In the past several years, media outlets in Quebec have brought to light evidence of serious corruption among politicians at the provincial and municipal levels. Amid crumbling infrastructure, citizens of Quebec have complained that awarding of public municipal contracts to private companies has cheated the population for the sake of kickbacks and graft.
After two years of provincial Liberal inaction, ostensibly out of fear of political fallout, former Premier Jean Charest created a commission to investigate government corruption related to the construction industry in November 2011. The commission, presided over by Judge France Charbonneau, began its investigation last March in a series of public hearings. Although it has come far too late, the Charbonneau Commission is a necessary first step in the process of ending institutionalized corruption.
The dramatic events unfolding around the Charbonneau inquest have confirmed many Quebecers’ fears about their province. In late September, a police detective testified to the Charbonneau Commission that construction companies paid up to 5 per cent of the value of municipal contracts to the mafia to ensure that “everything went smoothly.” According to the testimony of Lino Zambito, former vice-president of construction company Infrabec, the awarding of city contracts was privately organized by ten companies who agree to take turns at offering the lowest bid. Zambito also testified that Union Montréal, the party of mayor Gérald Tremblay, receives a 3 per cent cut of every large public works contract.
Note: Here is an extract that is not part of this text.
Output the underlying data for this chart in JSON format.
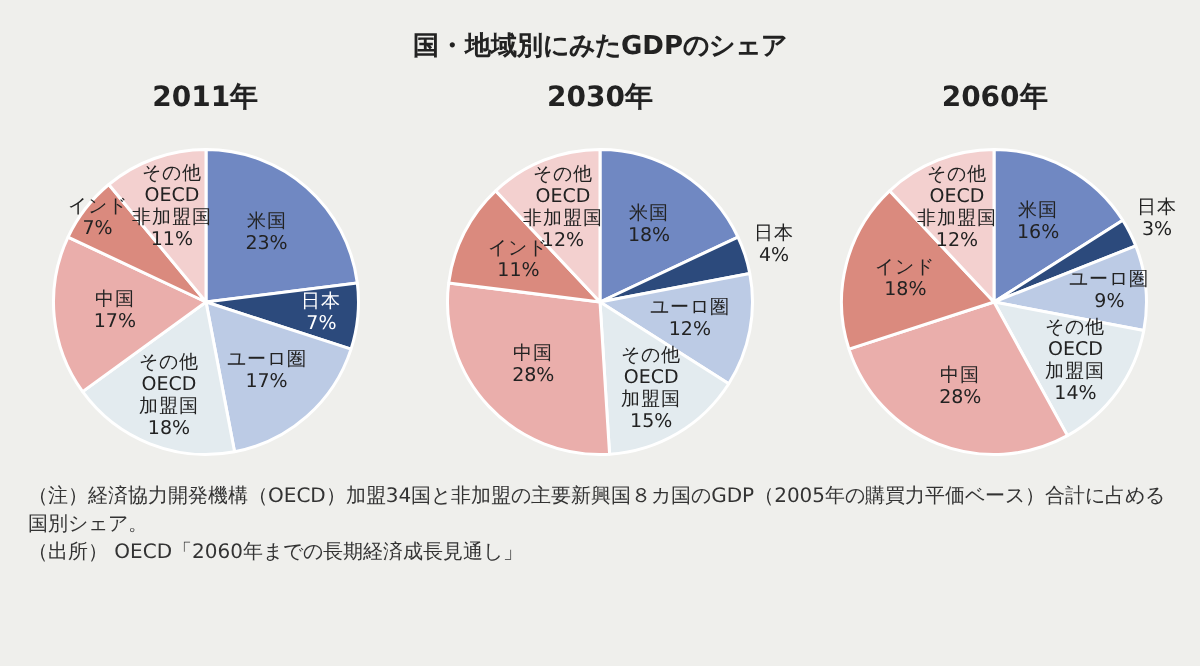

If Zambito’s testimony is true, then the entire system by which municipal taxes are spent on large projects is a sham, designed to line the pockets of construction companies and to protect the role of the mafia. This is only one sample of the shocking testimony that the Charbonneau Commission has witnessed.
On October 4, police raided the offices and home of Gilles Vaillancourt, the mayor of Laval, Montreal’s largest suburb. Last Tuesday, the Montreal Police Brotherhood, a union that represents police officers but is separate from the Service de Police de la Ville de Montréal (SPVM), denounced the Union Montréal government, alleging that the administration has “zero credibility.” Meanwhile, the city’s public works projects have ground to a halt as the extent of the corruption is being investigated. The Commission will not conclude until 2014.
Despite the persistence of a defeatist plus-ça-change attitude toward the pervasiveness of corruption in Montreal, the Charbonneau Commission has helped to galvanize the population to express their outrage. In contrast to the low turnout rate for municipal elections, a recent poll commissioned by La Presse found that 43 per cent of respondents demanded the immediate resignation of Mayor Tremblay. Last Friday, demonstrations took place at City Hall to demand that Tremblay resign. If citizens are to take control of Montreal from the hands of the mafia and corrupt politicians, then Montrealers must demand accountability from their representatives, through direct action and the vote. Regardless, to begin this process, Tremblay must resign.